Consumers can report suspected price gouging online at www.ncdog.gov or by calling 1-877-566-7226.
McCrory said Colonial Pipeline Line 2, which carries diesel, airline and heating fuel, was also shut down Monday but was operating again at diminished capacity. Colonial Pipeline connects Gulf Coast refineries with 13 southern and mid-Atlantic states and the District of Columbia.
Monday’s explosion occurred when a track hoe struck the pipeline, killing one worker and injuring five others, according to Colonial Pipeline. The fire continued to burn Tuesday, and firefighters built an earthen berm to contain the burning fuel, according to the Associated Press.

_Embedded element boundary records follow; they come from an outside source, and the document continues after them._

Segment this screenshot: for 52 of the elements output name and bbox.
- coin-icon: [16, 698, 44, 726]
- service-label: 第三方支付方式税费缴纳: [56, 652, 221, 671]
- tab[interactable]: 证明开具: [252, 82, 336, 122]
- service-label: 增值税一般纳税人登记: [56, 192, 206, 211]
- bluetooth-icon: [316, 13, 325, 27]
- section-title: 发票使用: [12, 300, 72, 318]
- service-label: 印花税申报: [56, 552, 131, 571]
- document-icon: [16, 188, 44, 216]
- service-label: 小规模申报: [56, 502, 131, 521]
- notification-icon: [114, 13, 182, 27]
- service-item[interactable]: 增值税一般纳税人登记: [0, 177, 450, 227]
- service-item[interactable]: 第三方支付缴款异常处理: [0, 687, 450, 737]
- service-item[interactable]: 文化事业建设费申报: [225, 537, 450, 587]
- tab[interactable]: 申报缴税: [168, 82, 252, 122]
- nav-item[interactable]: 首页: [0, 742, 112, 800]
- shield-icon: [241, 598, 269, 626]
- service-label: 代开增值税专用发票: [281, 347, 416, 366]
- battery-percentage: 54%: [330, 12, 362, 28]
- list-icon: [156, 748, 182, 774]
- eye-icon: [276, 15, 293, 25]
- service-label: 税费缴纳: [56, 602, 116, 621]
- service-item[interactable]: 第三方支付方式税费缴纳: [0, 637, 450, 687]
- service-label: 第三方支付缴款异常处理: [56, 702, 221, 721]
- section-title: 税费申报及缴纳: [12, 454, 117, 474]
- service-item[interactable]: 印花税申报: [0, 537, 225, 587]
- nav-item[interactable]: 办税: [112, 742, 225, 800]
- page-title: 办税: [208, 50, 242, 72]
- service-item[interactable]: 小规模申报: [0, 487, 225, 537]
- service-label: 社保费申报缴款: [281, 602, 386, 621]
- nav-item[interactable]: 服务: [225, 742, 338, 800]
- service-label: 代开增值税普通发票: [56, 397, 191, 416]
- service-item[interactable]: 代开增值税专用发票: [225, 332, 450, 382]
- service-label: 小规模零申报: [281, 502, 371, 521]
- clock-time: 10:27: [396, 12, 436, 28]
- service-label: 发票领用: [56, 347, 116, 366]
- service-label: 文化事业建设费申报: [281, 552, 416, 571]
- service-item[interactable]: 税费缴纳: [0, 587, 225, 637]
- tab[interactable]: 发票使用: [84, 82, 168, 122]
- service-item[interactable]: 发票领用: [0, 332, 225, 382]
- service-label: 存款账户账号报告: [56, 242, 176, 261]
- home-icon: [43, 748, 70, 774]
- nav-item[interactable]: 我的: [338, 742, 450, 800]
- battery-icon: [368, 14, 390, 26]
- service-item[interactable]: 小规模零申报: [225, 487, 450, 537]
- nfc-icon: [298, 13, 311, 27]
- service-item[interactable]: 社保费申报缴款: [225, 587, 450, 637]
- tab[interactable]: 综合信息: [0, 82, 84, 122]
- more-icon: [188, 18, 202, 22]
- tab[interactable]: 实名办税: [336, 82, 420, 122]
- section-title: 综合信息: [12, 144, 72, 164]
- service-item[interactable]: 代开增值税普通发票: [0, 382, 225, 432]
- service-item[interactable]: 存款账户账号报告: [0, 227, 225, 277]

The explosion comes less than two months after a Colonial Pipeline leak near Helena, Alabama, shut down the pipeline for 12 days and resulted in higher prices and fuel shortages in North Carolina. McCrory said it’s not clear whether the fuel reserves that were depleted then have been rebuilt.
But AAA Carolinas says motorists should expect gas prices to rise as a result of the shutdown, as suppliers switch to barges and long-distance trucking to get fuel to the region.
“If September’s shutdown was any indicator of what we should expect, prices are definitely going to spike at the pump,” said Tiffany Wright, public relations manager for AAA Carolinas. “We saw price spikes of 20 to 30 cents in some areas, and there were a ton of stations with bagged pumps due to shortages.”
To try to conserve fuel, McCrory also ordered that state employees not take any non-essential trips.